Whilst the evidence does suggest that globalization has in part been a contributory factor in the cause of language death, I am not fully convinced that it is the major factor.   However, I am in agreement with the view that the spread of English is being used  as a tool with which to spread  westernised  ideologies. This is evident is the use of positive expressions such as  ‘pathway of global communication’ and ‘more than a language’ Prime Minister’s Office (2008, cited in Seargeant 2012: 9).  So what do you think?

NICKY POLLARD, English Language undergraduate, University of Chester, UK



Brutt-griffler, J. (2002) World English: a Study of its Development. Clevedon: Multilingual Matters  Ltd.

Ethnologue. (2009) [Accessed 20 December 2012].  Available at:

Eckert, T., Johann, A., Kanzig, A., Kung, M., Muller, B., Schwald, C. & Walder, L. (2004) Is        English a ‘Killer Language’?  The Globalisation of a Code.  Retrieved December 1, 2012      from:

McMahon, A.M. S. (2004) Understanding Language Change. Cambridge: Cambridge University  Press.

Mufwene, S. S. (2005) Globalization and the myth of killer languages.  In: G. Huggan & S. Klasen  (eds.) (2005) Perspectives on Endangerment.  New York: Georg Olms Verlag, pp.45.
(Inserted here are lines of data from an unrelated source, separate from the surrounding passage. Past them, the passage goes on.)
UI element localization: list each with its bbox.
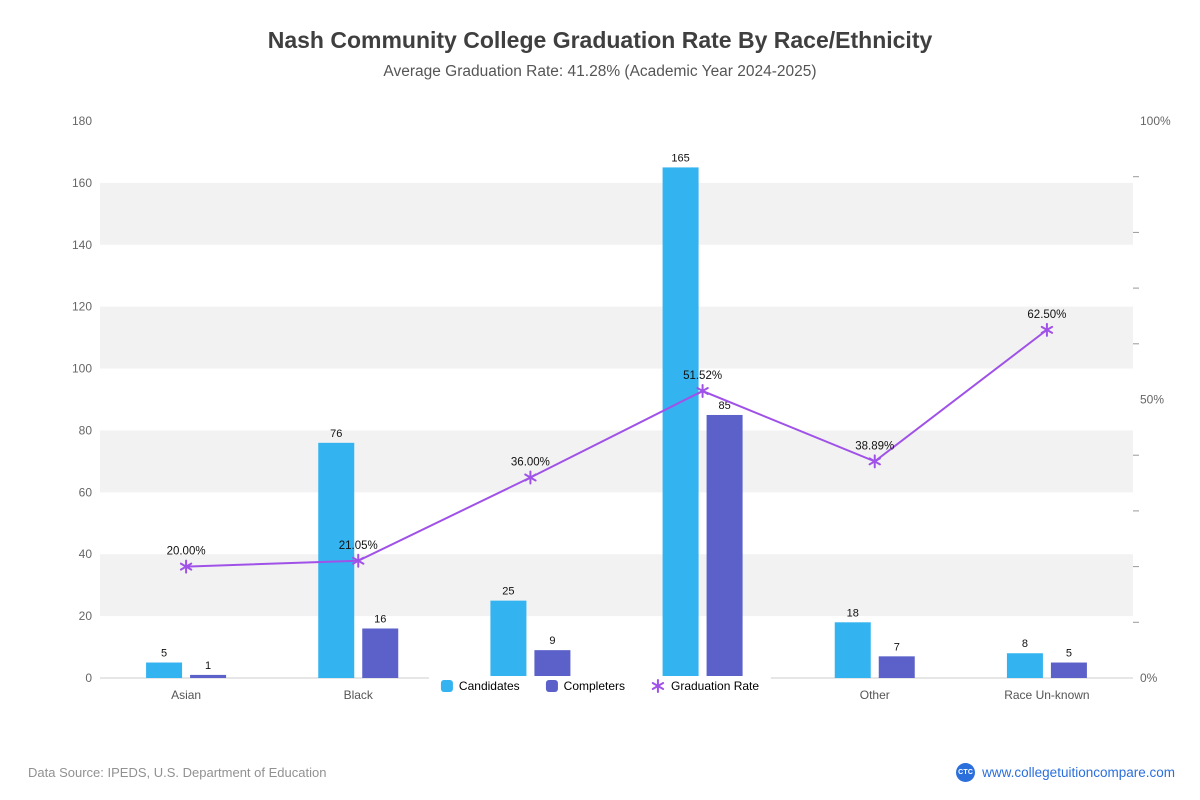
left-axis-label: 180	[72, 114, 92, 128]
data-source-text: Data Source: IPEDS, U.S. Department of E…	[28, 765, 327, 780]
left-axis-label: 0	[85, 671, 92, 685]
bar-completers[interactable]	[362, 628, 399, 678]
bar-candidates[interactable]	[662, 167, 699, 678]
right-axis-label: 100%	[1140, 114, 1171, 128]
grid-band	[100, 182, 1133, 245]
legend-label-graduation-rate: Graduation Rate	[671, 679, 760, 693]
ctc-logo-icon: CTC	[956, 763, 976, 782]
rate-line	[186, 329, 1048, 568]
legend-item-graduation-rate[interactable]: Graduation Rate	[651, 679, 759, 693]
left-axis-label: 80	[79, 423, 93, 437]
bar-value-label: 8	[1022, 638, 1028, 650]
right-axis-label: 0%	[1140, 671, 1158, 685]
completers-swatch-icon	[545, 680, 558, 692]
rate-marker[interactable]	[868, 457, 881, 466]
bar-value-label: 16	[374, 613, 386, 625]
bar-candidates[interactable]	[146, 662, 183, 678]
candidates-swatch-icon	[440, 680, 453, 692]
category-label: Race Un-known	[1004, 688, 1089, 702]
bar-completers[interactable]	[878, 656, 915, 678]
bar-value-label: 7	[894, 641, 900, 653]
category-label: Other	[860, 688, 890, 702]
bar-value-label: 5	[1066, 648, 1072, 660]
rate-value-label: 20.00%	[167, 546, 206, 558]
right-axis-label: 50%	[1140, 393, 1164, 407]
bar-value-label: 25	[502, 586, 514, 598]
bar-value-label: 9	[549, 635, 555, 647]
legend-item-completers[interactable]: Completers	[545, 679, 626, 693]
website-link[interactable]: CTC www.collegetuitioncompare.com	[956, 763, 1175, 782]
rate-marker[interactable]	[524, 473, 537, 482]
left-axis-label: 160	[72, 176, 92, 190]
chart-legend: Candidates Completers Graduation Rate	[428, 676, 772, 696]
left-axis-label: 140	[72, 238, 92, 252]
grid-band	[100, 306, 1133, 369]
bar-candidates[interactable]	[490, 600, 527, 678]
rate-marker[interactable]	[696, 387, 709, 396]
bar-candidates[interactable]	[834, 622, 871, 678]
left-axis-label: 100	[72, 362, 92, 376]
bar-completers[interactable]	[706, 414, 743, 678]
rate-value-label: 38.89%	[855, 440, 894, 452]
bar-value-label: 5	[161, 648, 167, 660]
bar-value-label: 76	[330, 428, 342, 440]
bar-value-label: 1	[205, 660, 211, 672]
chart-subtitle: Average Graduation Rate: 41.28% (Academi…	[383, 63, 817, 80]
category-label: Asian	[171, 688, 201, 702]
bar-candidates[interactable]	[1006, 653, 1043, 678]
website-url: www.collegetuitioncompare.com	[982, 765, 1175, 780]
rate-marker[interactable]	[179, 562, 193, 571]
left-axis-label: 120	[72, 300, 92, 314]
bar-value-label: 18	[847, 607, 859, 619]
rate-value-label: 36.00%	[511, 456, 550, 468]
legend-label-completers: Completers	[563, 679, 626, 693]
graduation-rate-marker-icon	[651, 679, 665, 693]
bar-completers[interactable]	[1050, 662, 1087, 678]
bar-value-label: 85	[718, 400, 730, 412]
left-axis-label: 20	[79, 609, 93, 623]
category-label: Black	[344, 688, 374, 702]
grid-band	[100, 430, 1133, 493]
legend-item-candidates[interactable]: Candidates	[440, 679, 520, 693]
rate-value-label: 21.05%	[339, 540, 378, 552]
bar-completers[interactable]	[534, 650, 571, 678]
bar-value-label: 165	[671, 152, 689, 164]
chart-title: Nash Community College Graduation Rate B…	[267, 27, 933, 53]
left-axis-label: 60	[79, 485, 93, 499]
bar-completers[interactable]	[190, 674, 227, 678]
rate-value-label: 51.52%	[683, 370, 722, 382]
rate-marker[interactable]	[352, 556, 365, 565]
left-axis-label: 40	[79, 547, 93, 561]
rate-value-label: 62.50%	[1027, 309, 1066, 321]
rate-marker[interactable]	[1040, 325, 1054, 334]
legend-label-candidates: Candidates	[458, 679, 520, 693]
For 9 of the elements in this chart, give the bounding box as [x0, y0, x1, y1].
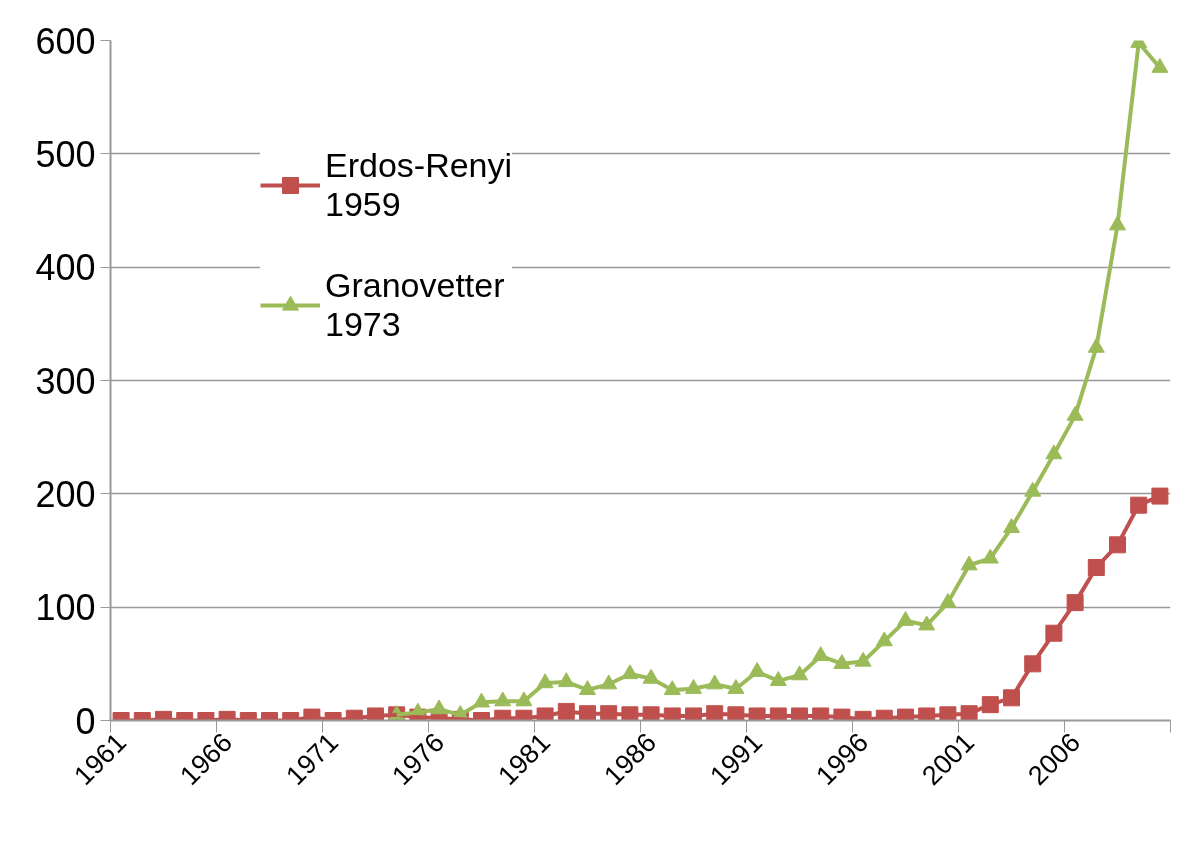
y-tick-label: 500 — [35, 133, 96, 175]
y-tick-label: 0 — [75, 700, 96, 742]
y-tick-label: 200 — [35, 473, 96, 515]
y-tick-label: 100 — [35, 587, 96, 629]
legend-label: Erdos-Renyi 1959 — [325, 145, 513, 225]
y-tick-label: 400 — [35, 247, 96, 289]
y-tick-label: 600 — [35, 20, 96, 62]
y-tick-label: 300 — [35, 360, 96, 402]
legend-label: Granovetter 1973 — [325, 265, 505, 345]
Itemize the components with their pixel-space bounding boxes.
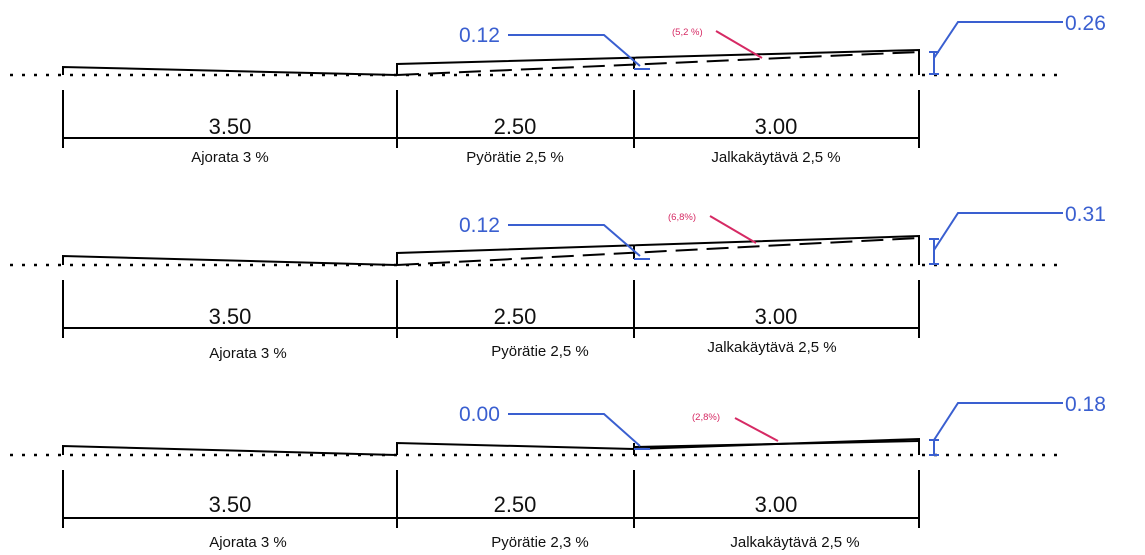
original-surface-dashed	[396, 237, 920, 266]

Phillipson, R. (1992) Linguistic Imperialism.  Hong Kong: Oxford University Press.

Seargeant, P. (2012) The Politics and Policies of Global English.  In: A. Hewings & C.Tagg (2012) The Politics of English: Conflict, Competition, Co-existance.  Abingdon: Routledge in  association with The Open University Press.

Schneider, E. W. (2011) English Around the World: an Introduction.  Cambridge: Cambridge University Press.


One thought on “NICKY POLLARD discusses whether the jury is still out on ‘English: A Killer Language?’

  1. Laura Buckley says:

    Considering all the evidence you highlight, it does convince me that globalization is the major factor of language death. However, I do believe there are other contributory factors that can cause the reduction of other indigenous languages.

    These other factors include some you have mentioned, for example as Scheinder argued in countries such as Filipino and Bahasa Indonesia, where speakers shift to local varieties rather than their local vernaculars. As English had not been imposed on to these speakers, it had no influence. Therefore it is evident to me that English is not the only factor killing other languages.

    However, despite my agreement that English is not the only cause of language death, I do believe that it is the major factor. As Phillipson (1992) suggested the spread of English as ‘linguistic imperialism’, where the power of nations like Britain and America dominate weaker nations. Whereby, the language spreads with power. I think that the nations who undermine English, are not forced to use the language, they can choose to. This is because it may put them in a higher position.

    I think that people complain about globalization dominating their language, however I believe that they nowadays have the choice to whether or not they use English or remain with their local vernacular.